Seated beside Zeke I think of the day I saw him near the sycamore, the same day Nat taught me to swim. I don’t like to think on that afternoon, for it seems it is the moment everything changed—the seals poked their heads up and I thought of the selkies. I asked Nat about slave ships in Salem and he told me slaves are no worry of his.

Is Nat a cruel man or is he a weak man?, I wonder for the hundreth time. Perhaps he is both. Without my name I’d be nothing, he said. Perhaps one leads to the other, although I cannot think of what might come first, cowardice or cruelty.



* * *



“SICKNESS IN THERE. Disease, death,” Mercy says when we reach the almshouse. “You can’t go inside.”

“I’m not afraid of those things.”

“You should be, especially in this heat,” she says. “Stay put.”

While I wait in the yard, two children with bare feet and tattered clothes run up the path and stop at the almshouse door. A man with one leg comes next, wearing one shoe and using a crutch that is anchored around his opposite shoulder with a soft leather binding.

My mind goes to young Lily, whose cloak is troubling me. I’m not happy with my work, for it won’t do what the girl so desperately wants, which is to hide how she is different. I am thinking of it when a woman carrying two buckets suspended from a smooth pole yoked across her back trudges up the hill, and an idea comes to me.

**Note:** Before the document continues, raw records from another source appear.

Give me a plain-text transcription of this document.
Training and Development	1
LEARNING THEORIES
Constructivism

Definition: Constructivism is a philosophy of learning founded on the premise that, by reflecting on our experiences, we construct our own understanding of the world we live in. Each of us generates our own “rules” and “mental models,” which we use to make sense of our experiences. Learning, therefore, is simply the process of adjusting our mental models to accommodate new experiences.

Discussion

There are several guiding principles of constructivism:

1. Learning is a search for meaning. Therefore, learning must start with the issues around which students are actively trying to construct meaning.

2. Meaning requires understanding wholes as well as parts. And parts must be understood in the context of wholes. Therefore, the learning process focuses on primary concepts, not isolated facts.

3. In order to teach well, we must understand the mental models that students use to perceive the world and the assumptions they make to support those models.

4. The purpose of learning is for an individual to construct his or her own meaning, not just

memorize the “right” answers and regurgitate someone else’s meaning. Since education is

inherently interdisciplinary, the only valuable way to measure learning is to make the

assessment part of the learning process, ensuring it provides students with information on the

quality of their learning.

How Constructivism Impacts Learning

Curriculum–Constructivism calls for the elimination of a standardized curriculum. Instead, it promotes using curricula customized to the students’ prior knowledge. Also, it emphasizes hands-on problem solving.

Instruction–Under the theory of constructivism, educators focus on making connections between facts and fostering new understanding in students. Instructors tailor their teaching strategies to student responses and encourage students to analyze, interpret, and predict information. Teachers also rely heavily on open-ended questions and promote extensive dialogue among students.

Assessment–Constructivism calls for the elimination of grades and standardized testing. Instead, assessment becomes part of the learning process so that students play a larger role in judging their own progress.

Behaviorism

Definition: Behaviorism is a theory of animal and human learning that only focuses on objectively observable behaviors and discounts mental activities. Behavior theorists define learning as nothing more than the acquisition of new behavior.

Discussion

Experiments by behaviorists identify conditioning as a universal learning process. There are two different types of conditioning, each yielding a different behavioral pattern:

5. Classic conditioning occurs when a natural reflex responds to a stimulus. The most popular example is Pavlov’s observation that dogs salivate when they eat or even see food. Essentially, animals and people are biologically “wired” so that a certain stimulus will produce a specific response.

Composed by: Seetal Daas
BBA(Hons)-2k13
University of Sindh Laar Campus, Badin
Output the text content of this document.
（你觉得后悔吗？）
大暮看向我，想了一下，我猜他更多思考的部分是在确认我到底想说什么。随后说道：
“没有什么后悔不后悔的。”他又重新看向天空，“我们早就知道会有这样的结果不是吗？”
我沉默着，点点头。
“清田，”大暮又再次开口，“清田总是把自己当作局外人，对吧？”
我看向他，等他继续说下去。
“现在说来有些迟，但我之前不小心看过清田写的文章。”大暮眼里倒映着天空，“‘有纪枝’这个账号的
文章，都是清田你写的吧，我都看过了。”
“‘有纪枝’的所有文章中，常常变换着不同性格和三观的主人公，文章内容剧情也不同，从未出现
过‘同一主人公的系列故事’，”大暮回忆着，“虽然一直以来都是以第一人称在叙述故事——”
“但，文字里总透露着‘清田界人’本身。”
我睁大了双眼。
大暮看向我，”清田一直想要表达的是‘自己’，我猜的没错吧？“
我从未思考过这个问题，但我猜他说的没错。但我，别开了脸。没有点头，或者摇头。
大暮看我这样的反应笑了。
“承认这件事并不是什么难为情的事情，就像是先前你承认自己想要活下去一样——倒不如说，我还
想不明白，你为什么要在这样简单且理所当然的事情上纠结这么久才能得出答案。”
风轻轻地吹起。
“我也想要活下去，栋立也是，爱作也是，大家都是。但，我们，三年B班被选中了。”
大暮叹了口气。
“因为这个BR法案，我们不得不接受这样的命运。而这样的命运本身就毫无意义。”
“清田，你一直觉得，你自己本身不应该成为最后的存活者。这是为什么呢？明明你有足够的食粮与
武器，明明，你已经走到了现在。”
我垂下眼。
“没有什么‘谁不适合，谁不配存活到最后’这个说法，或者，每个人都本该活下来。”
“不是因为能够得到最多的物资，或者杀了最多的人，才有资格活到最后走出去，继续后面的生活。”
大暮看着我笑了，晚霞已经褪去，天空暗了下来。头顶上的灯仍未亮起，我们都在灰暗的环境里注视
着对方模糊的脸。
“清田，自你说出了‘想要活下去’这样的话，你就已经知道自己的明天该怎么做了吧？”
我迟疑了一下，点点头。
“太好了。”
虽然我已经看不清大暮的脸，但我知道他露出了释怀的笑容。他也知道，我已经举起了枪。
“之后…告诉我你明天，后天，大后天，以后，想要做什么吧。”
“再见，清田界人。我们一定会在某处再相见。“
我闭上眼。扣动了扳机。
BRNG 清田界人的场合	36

In Lynn we travel the twisted lanes behind the stables. Unlike Salem, where even the most crowded streets have a taste of the sea air, Lynn stinks of glue and curing leather mixed with animal and urine, and it overpowers the narrow lanes. Zeke stops the cart in front of a tall wooden building with a five-high row of windows that puts me in mind of Glasgow factories. Girls my age pour out the front and side doors, their hands stained the color of burnt leaves from the leathering. Beyond that, behind the shoe lanes, are small streets lined with shacks where children who seem to have no minders are running about, some crying, some squabbling, one with a terrible cough that makes me turn away. A lone mother, thin and forlorn, stands in a dark doorway holding a babe on her hip. The deeper we go into the squalor and despair, the more worried I become. This might be me, if I am not careful.

We reach a small cluster of brick homes and Zeke stops the cart. Mercy takes a bundle of burlap from beneath her seat and goes to the side door of one of the houses. It seems she’s just climbed the step when the door opens, the package is exchanged, and Mercy is back in the cart.